Computing-in-memory using voltage-controlled spin-orbit torque based MRAM array

The Computing-in-Memory (CiM) is one of the best solutions to overcome the data transferring limitation between memory and processor. Moreover, spintronics based devices such as spin-transfer torque magnetic memory (STTM) and spin-orbit torque magnetic memory (SOTM) are emerging as viable contenders for CiM applications. SOTM along with their driving CMOS counterparts show a huge reduction in area and add nonvolatility to CiM designs. In this work, energy-efficient CiM working is performed using Voltage-Controlled SOTM (V-SOTM) where logic operations are implemented within the memory array. The operational conditions and working for performing logic within the memory blocks are elaborated in detail. Further, V-SOTM based full adder (FA) for CiM is presented.

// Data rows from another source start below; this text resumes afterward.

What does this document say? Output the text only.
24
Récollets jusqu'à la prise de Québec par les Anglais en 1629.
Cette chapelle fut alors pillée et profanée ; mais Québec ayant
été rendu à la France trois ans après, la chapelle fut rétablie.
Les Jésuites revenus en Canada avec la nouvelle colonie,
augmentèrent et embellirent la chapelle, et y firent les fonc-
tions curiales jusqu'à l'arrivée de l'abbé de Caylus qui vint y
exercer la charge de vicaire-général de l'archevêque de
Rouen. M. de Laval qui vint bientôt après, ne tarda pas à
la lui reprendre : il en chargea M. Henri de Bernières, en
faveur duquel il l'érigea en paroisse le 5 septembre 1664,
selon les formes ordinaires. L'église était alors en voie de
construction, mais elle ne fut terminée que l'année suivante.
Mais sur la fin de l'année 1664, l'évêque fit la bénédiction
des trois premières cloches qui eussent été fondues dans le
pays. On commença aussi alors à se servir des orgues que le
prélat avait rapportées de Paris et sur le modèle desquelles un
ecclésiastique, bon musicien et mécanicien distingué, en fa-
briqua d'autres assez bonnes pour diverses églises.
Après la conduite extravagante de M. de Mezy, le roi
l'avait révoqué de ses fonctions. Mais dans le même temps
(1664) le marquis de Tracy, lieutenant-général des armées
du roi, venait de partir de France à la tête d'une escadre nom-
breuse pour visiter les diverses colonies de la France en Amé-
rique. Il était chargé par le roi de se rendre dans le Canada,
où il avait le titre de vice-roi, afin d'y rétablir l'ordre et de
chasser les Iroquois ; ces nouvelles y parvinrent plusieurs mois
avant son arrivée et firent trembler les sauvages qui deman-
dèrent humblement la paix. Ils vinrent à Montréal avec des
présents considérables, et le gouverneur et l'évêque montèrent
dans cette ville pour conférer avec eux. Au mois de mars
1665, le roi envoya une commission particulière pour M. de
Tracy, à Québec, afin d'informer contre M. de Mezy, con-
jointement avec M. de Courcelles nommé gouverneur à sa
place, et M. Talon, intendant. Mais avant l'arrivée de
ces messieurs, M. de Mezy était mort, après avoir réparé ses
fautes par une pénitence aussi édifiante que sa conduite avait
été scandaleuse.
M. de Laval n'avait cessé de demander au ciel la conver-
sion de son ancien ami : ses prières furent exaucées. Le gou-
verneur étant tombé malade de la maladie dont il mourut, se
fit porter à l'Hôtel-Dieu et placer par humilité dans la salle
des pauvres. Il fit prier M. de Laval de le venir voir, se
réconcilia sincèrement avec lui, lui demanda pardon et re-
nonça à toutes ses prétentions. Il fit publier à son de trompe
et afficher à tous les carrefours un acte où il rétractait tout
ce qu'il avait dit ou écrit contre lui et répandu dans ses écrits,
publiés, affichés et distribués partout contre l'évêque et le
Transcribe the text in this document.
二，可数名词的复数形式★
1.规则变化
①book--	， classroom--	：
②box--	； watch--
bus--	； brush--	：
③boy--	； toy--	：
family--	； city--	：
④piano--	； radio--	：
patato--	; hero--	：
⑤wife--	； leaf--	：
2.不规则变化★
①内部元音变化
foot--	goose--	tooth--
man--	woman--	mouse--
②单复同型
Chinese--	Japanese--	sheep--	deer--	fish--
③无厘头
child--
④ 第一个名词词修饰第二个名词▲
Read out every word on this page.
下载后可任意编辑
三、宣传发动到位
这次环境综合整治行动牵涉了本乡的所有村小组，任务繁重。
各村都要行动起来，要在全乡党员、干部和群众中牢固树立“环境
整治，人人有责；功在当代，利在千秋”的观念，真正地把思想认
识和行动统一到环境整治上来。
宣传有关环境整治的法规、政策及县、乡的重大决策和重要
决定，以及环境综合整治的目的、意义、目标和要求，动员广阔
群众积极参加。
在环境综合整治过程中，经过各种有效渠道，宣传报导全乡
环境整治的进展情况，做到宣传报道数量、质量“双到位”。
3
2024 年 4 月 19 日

Performance analysis has been carried out and compared with exiting CMOS, STTM, SOTM based FA. V-SOTM FA shows 53.98% and 2.7% reduction in logic power and data transfer energy, respectively when compared to SOTM based CiM FA. Furthermore, the VCMA voltage variations for V-SOTM FA is carried out that provide performance improvement with varying voltage pulse. Finally, the effect of parametric variations is carried out using Monte Carlo analysis.